Arriving in Córdoba as a young man in 1088 to learn medicine, Yehuda Halevi is enchanted by a world in which Muslim, Jewish and Christian courtiers share poetry and philosophy in their elegant gardens. Here he falls in love with Deborah, the spirited daughter of his host. In this turbulent world, however, Yehuda also encounters invasions and pirates, book burnings and bandits.
Driven by conflict to move from city to city, Yehuda and Deborah are often parted – but always in the hope that they will one day return together to Córdoba. As Yehuda’s fame grows as a poet and as a philosopher, his writings become increasingly mystical but also increasingly restless, for he yearns to travel to the holy city of Jerusalem. In 1140, as an old man, he must finally decide whether to stay with his family or begin the perilous voyage towards Egypt and Crusader Jerusalem….
Robert L Stone has a lifelong fascination with how people with different religions, cultures and languages relate to each other, developed during his long career advising governments on strategies to fight poverty, particularly in the wake of conflicts. The fascination, combined with his love of literature, is the inspiration for The Golden Bell.

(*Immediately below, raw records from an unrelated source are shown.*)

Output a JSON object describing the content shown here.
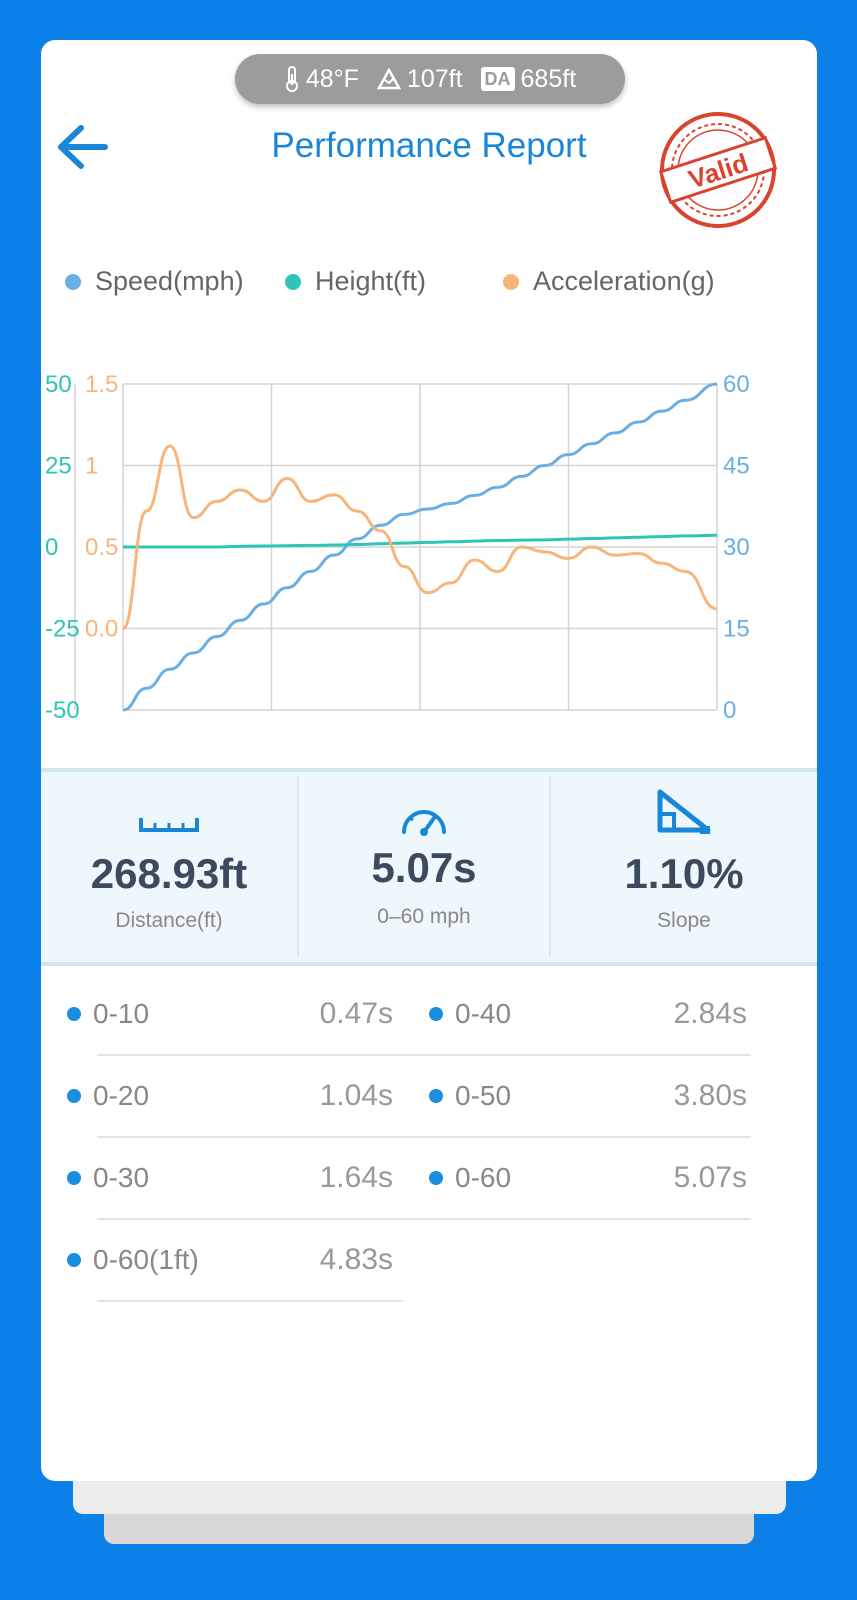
{
  "conditions": {
    "temperature": "48°F",
    "elevation": "107ft",
    "density_altitude_label": "DA",
    "density_altitude": "685ft",
    "icons": [
      "thermometer-icon",
      "mountain-icon",
      "density-altitude-icon"
    ]
  },
  "header": {
    "title": "Performance Report",
    "back_icon": "back-arrow-icon",
    "stamp_text": "Valid"
  },
  "legend": [
    {
      "label": "Speed(mph)",
      "color": "#6aaee6"
    },
    {
      "label": "Height(ft)",
      "color": "#2ec4b6"
    },
    {
      "label": "Acceleration(g)",
      "color": "#f7b57c"
    }
  ],
  "chart_data": {
    "type": "line",
    "x": [
      0,
      0.2,
      0.4,
      0.6,
      0.8,
      1.0,
      1.2,
      1.4,
      1.6,
      1.8,
      2.0,
      2.2,
      2.4,
      2.6,
      2.8,
      3.0,
      3.2,
      3.4,
      3.6,
      3.8,
      4.0,
      4.2,
      4.4,
      4.6,
      4.8,
      5.07
    ],
    "xlim": [
      0,
      5.07
    ],
    "axes": {
      "height": {
        "ticks": [
          "50",
          "25",
          "0",
          "-25",
          "-50"
        ],
        "ylim": [
          -50,
          50
        ],
        "color": "#2ec4b6"
      },
      "acceleration": {
        "ticks": [
          "1.5",
          "1",
          "0.5",
          "0.0"
        ],
        "ylim": [
          -0.5,
          1.5
        ],
        "color": "#f7b57c"
      },
      "speed": {
        "ticks": [
          "60",
          "45",
          "30",
          "15",
          "0"
        ],
        "ylim": [
          0,
          60
        ],
        "color": "#6aaee6"
      }
    },
    "grid": true,
    "series": [
      {
        "name": "Speed(mph)",
        "axis": "speed",
        "color": "#6aaee6",
        "values": [
          0,
          4,
          7.5,
          10.5,
          13.5,
          16.5,
          19.5,
          22.5,
          25.5,
          28.5,
          31.5,
          34,
          36,
          37,
          38,
          39.5,
          41,
          43,
          45,
          47,
          49,
          51,
          53,
          55,
          57,
          60
        ]
      },
      {
        "name": "Height(ft)",
        "axis": "height",
        "color": "#2ec4b6",
        "values": [
          0,
          0,
          0,
          0,
          0,
          0.2,
          0.3,
          0.4,
          0.5,
          0.6,
          0.8,
          1,
          1.2,
          1.4,
          1.6,
          1.8,
          2,
          2.1,
          2.2,
          2.4,
          2.6,
          2.8,
          3,
          3.2,
          3.4,
          3.6
        ]
      },
      {
        "name": "Acceleration(g)",
        "axis": "acceleration",
        "color": "#f7b57c",
        "values": [
          0.0,
          0.72,
          1.12,
          0.68,
          0.78,
          0.85,
          0.78,
          0.92,
          0.78,
          0.82,
          0.72,
          0.6,
          0.38,
          0.22,
          0.28,
          0.42,
          0.35,
          0.5,
          0.47,
          0.43,
          0.5,
          0.45,
          0.46,
          0.4,
          0.35,
          0.12
        ]
      }
    ]
  },
  "stats": [
    {
      "icon": "ruler-icon",
      "value": "268.93ft",
      "label": "Distance(ft)"
    },
    {
      "icon": "speedometer-icon",
      "value": "5.07s",
      "label": "0–60 mph"
    },
    {
      "icon": "slope-icon",
      "value": "1.10%",
      "label": "Slope"
    }
  ],
  "times": [
    {
      "label": "0-10",
      "value": "0.47s"
    },
    {
      "label": "0-40",
      "value": "2.84s"
    },
    {
      "label": "0-20",
      "value": "1.04s"
    },
    {
      "label": "0-50",
      "value": "3.80s"
    },
    {
      "label": "0-30",
      "value": "1.64s"
    },
    {
      "label": "0-60",
      "value": "5.07s"
    },
    {
      "label": "0-60(1ft)",
      "value": "4.83s"
    }
  ]
}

Yehuda Halevi (1075-1141) is still famous as a poet and a philosopher, who flourished in Muslim and Christian Spain. His first language was Arabic, but he wrote his poetry in Hebrew: as young man he wrote beautiful, sensuous poetry, but he also wrote inspiring religious poems – an Andalućian John Donne, no less! Yehuda was also a skilled physician who was physician to the wise and learned Emir of Granada and later to King Alfonso VI of Léon-Castile.